Using Content Security Policy

Content Security Policy (CSP) is an HTTP header that further helps mitigate XSS and other attacks. It restricts resources like JavaScript and CSS to trusted domains. This limits the impact of any malicious scripts that bypass other defenses.

Here is an example CSP:

Content-Security-Policy: script-src 'self'; object-src 'none';

This allows JavaScript only from the app’s own origin, blocking inline scripts. It is considered a best practice to set a strict CSP. The above is just one pattern.

Another tip here, regularly test applications for XSS using automated scanners and manual testing. Always assume some user input contains attacks. Limiting damage via techniques like CSP demonstrates an applied defense in depth practice.

In 2017, I spoke at the wonderful JSHeroes conference in Cluj, Romania, about JavaScript security topics that revolve around the browser and JavaScript security issues for frontend developers. The talk covers many of the topics mentioned above including HTTP security headers, keeping dependencies secure and more, and you can watch it below:

Command Injection and Path Traversal Risks

Two major server-side rendering JavaScript risks are command injection and path traversal attacks. These security vulnerabilities of course, also extend to Node.js backends. If left unmitigated, they allow attackers to execute system commands, read or write sensitive files, and escalate privileges.

In some use-cases, Node.js apps might need to spawn child processes or access the file system.
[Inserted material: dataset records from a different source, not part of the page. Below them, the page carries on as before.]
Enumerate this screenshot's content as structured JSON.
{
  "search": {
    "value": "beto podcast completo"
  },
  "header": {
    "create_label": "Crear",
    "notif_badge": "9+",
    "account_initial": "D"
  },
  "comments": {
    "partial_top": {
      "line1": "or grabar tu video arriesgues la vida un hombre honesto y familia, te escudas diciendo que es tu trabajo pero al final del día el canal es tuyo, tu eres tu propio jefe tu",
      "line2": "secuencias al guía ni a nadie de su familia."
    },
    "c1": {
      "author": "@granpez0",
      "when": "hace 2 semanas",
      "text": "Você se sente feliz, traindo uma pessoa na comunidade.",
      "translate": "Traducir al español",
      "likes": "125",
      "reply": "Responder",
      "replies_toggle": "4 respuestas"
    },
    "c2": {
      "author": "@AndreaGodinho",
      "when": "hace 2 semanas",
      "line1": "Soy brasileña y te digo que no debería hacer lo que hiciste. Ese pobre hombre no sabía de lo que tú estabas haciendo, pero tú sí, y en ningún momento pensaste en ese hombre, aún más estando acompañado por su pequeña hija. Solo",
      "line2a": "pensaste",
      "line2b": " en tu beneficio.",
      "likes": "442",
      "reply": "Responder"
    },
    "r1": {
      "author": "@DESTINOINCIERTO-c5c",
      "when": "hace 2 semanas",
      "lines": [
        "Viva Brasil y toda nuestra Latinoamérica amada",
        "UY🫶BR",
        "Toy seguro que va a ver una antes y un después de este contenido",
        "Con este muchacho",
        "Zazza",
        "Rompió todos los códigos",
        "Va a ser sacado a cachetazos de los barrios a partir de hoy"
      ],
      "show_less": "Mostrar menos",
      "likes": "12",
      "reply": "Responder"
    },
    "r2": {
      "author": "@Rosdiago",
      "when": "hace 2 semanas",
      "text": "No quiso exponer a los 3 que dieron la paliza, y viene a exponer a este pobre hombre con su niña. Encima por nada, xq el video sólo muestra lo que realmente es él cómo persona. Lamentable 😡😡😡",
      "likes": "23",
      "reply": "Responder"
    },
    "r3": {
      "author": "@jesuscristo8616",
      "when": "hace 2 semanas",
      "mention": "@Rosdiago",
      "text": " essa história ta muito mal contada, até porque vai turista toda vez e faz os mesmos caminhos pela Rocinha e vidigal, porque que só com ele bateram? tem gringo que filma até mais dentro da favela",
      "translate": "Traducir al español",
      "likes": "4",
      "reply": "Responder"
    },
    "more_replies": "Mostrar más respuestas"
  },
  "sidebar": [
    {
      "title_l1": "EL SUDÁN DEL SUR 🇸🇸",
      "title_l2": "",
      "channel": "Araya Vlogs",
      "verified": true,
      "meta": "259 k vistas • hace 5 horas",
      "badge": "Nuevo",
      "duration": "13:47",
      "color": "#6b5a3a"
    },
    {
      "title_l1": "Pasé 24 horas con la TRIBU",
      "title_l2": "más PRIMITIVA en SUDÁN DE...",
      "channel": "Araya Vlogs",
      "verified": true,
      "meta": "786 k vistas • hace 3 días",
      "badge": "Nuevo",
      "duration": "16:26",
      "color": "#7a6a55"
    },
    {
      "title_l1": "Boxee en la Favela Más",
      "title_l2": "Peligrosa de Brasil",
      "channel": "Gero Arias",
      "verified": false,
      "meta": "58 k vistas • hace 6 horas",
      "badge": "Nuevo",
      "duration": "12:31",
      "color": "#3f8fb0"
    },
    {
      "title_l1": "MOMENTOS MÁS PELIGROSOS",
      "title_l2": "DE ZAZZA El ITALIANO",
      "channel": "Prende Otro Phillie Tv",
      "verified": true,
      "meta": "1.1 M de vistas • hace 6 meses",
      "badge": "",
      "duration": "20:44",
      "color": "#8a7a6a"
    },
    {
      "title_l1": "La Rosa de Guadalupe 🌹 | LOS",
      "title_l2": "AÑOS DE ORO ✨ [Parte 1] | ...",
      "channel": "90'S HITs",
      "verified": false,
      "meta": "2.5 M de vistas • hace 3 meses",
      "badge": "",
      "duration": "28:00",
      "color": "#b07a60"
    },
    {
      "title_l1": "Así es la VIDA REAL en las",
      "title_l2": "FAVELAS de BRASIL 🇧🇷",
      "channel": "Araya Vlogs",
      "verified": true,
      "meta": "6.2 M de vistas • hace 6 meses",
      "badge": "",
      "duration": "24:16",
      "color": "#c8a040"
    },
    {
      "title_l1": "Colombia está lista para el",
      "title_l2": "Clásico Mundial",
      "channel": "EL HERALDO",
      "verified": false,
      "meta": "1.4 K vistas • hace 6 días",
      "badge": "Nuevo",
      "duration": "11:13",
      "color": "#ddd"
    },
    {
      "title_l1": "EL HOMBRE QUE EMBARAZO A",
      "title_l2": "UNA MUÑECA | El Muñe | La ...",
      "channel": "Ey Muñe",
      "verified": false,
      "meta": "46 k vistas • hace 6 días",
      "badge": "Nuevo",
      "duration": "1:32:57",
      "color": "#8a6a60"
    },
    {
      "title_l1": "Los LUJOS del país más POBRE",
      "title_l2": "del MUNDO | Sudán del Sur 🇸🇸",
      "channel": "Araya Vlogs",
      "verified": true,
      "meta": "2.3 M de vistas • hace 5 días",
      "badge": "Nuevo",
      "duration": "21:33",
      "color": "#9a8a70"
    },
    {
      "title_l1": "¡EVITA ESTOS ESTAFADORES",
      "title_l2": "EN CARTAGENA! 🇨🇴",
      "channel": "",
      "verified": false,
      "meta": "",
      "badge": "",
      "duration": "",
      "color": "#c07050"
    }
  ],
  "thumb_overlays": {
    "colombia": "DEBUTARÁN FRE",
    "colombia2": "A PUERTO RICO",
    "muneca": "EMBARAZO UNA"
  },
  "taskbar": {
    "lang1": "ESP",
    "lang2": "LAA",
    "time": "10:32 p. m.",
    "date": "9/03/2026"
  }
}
For example, think of server-side actions such as manipulating images to resize them, or modify PDF files, and result in increasing the attack exposure.

// ❌ Risky and insecure way to run a a command

const { exec } = require('child_process');

const ls = exec('/usr/bin/convert ' + req.query.file + ' /tmp/out.png');

// ✅ Safer way to run a command ??

const { execFile } = require('child_process');

const ls = execFile('/usr/bin/convert', [req.query.file, '/tmp/out.png']);

The first example runs the ImageMagick convert command without scoping, prepared statements, or validating input, which could allow an attacker to run arbitrary commands. The second example uses execFile to run the same command with a safer approach.

However, the second example is still vulnerable to many aspects, including:

  • The attacker can still run arbitrary commands by if they can trigger argument injection
  • The attacker can specify arbitrary file paths and exploit path traversal vulnerabilities to read or write sensitive files on the server (e.g. /etc/passwd) or even overwrite the application code itself.

Other JavaScript Security Best Practices

Other good practices include:

  • Validating and sanitizing all user input data.
  • Using parameterized queries to prevent SQL injection
  • Implementing CSRF protections
  • Enabling HTTP security headers like CSP
  • Keeping dependencies updated to avoid known exploits
  • Regular code reviews focused on security also help catch issues early. Consider tools like ESLint to catch common bugs. Monitoring for suspicious activity is also advised to detect attacks.

Stay Secure with Node.js Secure Coding Resources

For developer-friendly secure coding guidance in Node.js, check out my latest books Node.js Secure Coding. Learn JavaScript security fundamentals for building applications on-top of Node.js, command injection and path traversal vulnerabilities, and review practical code examples for building more resilient apps.

The key is making security a priority early in development to protect users and business-critical assets. Following best practices and threat modeling can help identify and address risks in a cost-effective manner.